I hate stuff. I'm good at it and it makes me happy. Here are things I particularly hate today.
This band. I call them all one band because it's useless to pretend other wise. Call it what you will. Emo, Screamo, emo-core. I like to call it statutory rape-rock. The only people that listen to this recorded equivalent of beer-shits are 16 year old girls with pink highlights in their hair and dudes who also have pink highlights. I would literally rather listen to Phil Collins.
Blue tooth headseads and the dudes who think they rule because they have them. I pulled this photo from photobucket. The caption was "Steve and his bluetooth." As if it was a picture of someone and their dog. Only complete douche-rockets have these things. Well Steve, It's obvious you're really important because you don't even have to lift you're arm to talk loudly in public on your phone. Thank god we all get to hear your conversation with your wife about how the grocery store you're at is out of the Doritos she likes. I hope he gets ass cancer.
Asshole.
Dear white people,
Stop having dread locks. The only white people that have dread locks are stinky gutter punks and stinky hippies. You can show everyone how much you like Phish (or Nausea) with a tshirt just as well as you can with a scabies nest that smells like the inside of a fat girl's cast on your head.
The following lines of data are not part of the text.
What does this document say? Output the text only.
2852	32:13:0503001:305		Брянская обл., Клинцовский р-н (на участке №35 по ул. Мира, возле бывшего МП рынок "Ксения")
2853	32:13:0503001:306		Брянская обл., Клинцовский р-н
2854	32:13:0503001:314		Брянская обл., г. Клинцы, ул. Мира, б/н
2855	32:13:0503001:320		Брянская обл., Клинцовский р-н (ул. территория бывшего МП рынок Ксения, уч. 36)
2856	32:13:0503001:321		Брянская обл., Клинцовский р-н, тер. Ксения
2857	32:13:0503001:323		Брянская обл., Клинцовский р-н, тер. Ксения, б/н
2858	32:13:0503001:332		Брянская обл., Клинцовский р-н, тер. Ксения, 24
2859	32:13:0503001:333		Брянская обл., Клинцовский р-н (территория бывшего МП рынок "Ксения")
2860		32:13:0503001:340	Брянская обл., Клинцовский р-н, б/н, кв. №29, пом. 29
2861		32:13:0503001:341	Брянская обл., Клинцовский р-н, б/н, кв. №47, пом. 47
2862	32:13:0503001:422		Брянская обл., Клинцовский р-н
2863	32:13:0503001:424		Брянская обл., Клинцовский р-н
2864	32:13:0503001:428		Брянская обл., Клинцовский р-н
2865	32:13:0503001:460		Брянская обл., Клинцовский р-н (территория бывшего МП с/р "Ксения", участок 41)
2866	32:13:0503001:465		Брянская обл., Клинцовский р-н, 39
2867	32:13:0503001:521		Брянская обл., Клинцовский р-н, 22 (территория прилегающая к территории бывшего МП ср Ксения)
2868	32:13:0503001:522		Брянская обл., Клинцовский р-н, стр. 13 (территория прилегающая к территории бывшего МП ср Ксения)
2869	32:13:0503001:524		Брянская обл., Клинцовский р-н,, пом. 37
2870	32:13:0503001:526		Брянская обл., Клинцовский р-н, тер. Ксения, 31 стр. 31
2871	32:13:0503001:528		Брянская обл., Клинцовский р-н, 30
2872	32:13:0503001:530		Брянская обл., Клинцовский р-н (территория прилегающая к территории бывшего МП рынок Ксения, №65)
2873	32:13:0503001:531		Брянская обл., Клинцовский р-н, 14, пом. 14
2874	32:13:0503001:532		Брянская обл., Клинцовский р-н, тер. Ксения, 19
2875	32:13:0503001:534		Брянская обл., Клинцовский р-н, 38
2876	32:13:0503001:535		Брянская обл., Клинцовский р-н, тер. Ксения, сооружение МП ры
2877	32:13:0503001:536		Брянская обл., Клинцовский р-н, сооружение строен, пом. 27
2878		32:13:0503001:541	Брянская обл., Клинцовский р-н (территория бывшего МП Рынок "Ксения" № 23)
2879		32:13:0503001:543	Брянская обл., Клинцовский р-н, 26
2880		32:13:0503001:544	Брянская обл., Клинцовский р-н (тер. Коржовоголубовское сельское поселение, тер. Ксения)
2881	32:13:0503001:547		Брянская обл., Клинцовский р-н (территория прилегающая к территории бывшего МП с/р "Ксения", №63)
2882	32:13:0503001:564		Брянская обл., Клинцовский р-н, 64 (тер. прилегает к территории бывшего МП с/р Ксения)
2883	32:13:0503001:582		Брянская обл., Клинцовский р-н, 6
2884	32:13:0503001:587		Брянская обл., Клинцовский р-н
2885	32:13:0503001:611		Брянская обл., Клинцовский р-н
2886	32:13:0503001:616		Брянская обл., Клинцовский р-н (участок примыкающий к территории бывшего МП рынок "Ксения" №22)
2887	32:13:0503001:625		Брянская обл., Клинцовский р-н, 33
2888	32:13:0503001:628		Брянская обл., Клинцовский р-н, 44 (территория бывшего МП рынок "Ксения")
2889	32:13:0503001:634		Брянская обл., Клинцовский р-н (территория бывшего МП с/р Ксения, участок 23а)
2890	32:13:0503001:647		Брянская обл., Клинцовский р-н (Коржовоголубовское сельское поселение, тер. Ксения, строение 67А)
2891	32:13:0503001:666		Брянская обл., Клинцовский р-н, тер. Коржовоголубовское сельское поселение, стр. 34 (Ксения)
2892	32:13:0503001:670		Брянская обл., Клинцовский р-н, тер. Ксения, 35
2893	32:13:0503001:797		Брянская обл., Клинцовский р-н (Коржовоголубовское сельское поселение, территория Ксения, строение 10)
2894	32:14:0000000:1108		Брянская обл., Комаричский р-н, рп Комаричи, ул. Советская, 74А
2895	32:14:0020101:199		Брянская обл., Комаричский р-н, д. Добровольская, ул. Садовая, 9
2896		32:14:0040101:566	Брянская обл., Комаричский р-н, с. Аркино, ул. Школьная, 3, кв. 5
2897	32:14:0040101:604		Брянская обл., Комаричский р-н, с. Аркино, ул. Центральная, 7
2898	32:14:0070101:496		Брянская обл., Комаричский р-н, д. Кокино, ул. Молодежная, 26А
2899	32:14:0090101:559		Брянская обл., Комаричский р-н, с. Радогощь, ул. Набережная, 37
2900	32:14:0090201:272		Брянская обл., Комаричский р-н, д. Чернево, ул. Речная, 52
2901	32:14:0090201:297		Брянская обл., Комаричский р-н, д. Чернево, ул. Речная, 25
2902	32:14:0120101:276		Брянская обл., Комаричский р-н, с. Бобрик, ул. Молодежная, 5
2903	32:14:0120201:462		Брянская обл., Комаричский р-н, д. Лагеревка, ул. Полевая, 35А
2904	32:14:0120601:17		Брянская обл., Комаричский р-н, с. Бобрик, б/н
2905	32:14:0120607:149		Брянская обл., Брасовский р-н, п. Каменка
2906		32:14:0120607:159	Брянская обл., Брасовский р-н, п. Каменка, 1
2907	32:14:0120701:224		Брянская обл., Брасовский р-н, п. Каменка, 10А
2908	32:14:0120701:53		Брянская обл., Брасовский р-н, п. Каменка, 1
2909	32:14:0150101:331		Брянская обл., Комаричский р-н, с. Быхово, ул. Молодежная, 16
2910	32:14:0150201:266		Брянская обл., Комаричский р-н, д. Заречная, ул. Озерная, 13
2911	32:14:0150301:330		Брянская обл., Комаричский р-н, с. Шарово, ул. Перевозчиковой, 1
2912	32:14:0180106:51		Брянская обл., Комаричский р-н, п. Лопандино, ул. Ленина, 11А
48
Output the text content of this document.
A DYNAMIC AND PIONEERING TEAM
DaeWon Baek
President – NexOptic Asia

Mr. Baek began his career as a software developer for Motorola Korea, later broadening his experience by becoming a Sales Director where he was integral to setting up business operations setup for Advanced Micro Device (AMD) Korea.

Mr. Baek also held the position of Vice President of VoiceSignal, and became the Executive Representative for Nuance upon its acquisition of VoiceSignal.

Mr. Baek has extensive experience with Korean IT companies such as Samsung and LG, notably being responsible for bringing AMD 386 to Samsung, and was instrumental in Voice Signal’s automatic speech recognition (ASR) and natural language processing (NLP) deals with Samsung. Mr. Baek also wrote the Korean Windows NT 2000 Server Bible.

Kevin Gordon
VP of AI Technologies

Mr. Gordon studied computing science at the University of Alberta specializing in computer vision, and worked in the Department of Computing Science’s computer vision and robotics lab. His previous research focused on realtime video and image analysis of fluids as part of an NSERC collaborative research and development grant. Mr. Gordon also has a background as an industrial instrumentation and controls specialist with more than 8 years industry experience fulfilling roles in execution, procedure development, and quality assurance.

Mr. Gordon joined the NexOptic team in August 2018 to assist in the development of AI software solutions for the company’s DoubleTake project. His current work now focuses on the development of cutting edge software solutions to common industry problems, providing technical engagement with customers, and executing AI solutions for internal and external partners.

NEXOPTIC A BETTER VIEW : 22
The audio equivalent of a tape-worm.


Seriously! Fuck you! I hate these douche-bags so much it makes my entire body hurt. First off: These clothes look like a dude from LA raped Sailor Jerry and after wards Sailor Jerry took a giant painful shit all over a t shirt. The dude from LA then rung his hands and said "perfect, I have created the ideal douche-bag clothes". And Second: The only people who wear these clothes are total assholes. dbag 1: "Hey Todd, when we go date raping tonight what shirt should I wear? I got the pink polo that I wear with the collar popped, or my 80 dollar Ed Hardy stupid fucking t shirt that makes me look like a total queef." Dbag 2: " Well, Brad. I think you should go with the shitty Ed hardy t shirt because it compliments your stupid ass tribal tattoos and distressed jeans." Then they high five and make out.
Hipsters cause an involuntary reflex in my body where my fist shoots out in front of me violently. I hate them. The biggest problem with them is that they have ripped off and ruined so many art movements and sub cultures that none of them think they're actually a hipster. They think they're being "ironic" and "clever." Let me tell you something you stupid, day-glo fucktard. There is nothing ironic or clever about doing aderal, drinking shitty red wine at a dive-bar and buying all of your clothes exclusively at American apparel and urban outfitters. You're not cool because you like all the really shitty local bands that sound like weezer even though they claim that Tom Waits and other people that are actually relevant are they're influences. Nothing about you is good. Ten years from now you'll be on the new trend, still working at a coffee house, and regretting that you dressed like a Jackson Pollock painting if he were a retard.
I don't hate this. This is pretty goddamn awesome actually. It combines 2 rad things: Beer and Death. Party!